Head of the Music Programme, Professor Anthony Ritchie congratulates Mr Newall on his success.
“Corwin has a vibrant musical imagination. He thinks outside the square and enjoys innovating, but at the same time is not afraid to entertain the audience which is not something all composers do these days! He has an excellent grasp of technique and knows how to write for instruments.
“#Babylife is a bubbly, energetic piece for two pianos, which has an active role of the page turner. The page turner represents a baby between the two parents, represented by the pianists.
“Corwin enjoys the theatrical nature of music as well as the aural, and this piece certainly features that.”
For Mr Newall, winning is a validation that he is still able to write music despite now working as a software developer.

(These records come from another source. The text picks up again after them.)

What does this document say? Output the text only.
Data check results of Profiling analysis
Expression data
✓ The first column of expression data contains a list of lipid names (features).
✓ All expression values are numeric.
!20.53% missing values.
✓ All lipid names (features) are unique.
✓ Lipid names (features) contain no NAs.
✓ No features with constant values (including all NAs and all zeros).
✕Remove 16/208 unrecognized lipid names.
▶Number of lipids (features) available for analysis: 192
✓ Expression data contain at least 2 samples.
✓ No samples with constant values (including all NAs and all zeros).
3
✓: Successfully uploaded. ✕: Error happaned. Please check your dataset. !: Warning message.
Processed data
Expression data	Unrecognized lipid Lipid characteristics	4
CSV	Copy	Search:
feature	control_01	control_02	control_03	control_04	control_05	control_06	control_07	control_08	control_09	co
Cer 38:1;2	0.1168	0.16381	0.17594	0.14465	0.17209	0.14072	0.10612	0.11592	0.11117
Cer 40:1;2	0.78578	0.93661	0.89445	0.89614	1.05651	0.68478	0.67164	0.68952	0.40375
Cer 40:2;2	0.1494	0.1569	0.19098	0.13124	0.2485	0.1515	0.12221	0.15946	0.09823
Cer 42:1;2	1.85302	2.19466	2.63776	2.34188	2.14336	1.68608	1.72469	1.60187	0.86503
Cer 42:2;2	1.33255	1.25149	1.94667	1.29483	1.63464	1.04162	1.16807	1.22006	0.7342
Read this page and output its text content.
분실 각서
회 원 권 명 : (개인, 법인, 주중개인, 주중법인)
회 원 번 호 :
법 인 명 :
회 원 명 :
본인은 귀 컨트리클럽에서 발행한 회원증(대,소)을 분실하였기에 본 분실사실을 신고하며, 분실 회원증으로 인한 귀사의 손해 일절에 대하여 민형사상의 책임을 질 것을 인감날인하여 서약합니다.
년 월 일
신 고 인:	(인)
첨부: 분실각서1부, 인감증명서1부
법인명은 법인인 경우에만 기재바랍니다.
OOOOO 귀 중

“When I won this prize before, I was in the thick of it at University studying music and computer science. I’ve been working as a software developer for the past few years now, which has left me with less time for composition.
“I’m very grateful for this prize and the competition itself. Thank you to the late Philip Neill’s family and the University.”
Professor Ritchie says the University is looking forward to mounting a performance of #Babylife in 2019.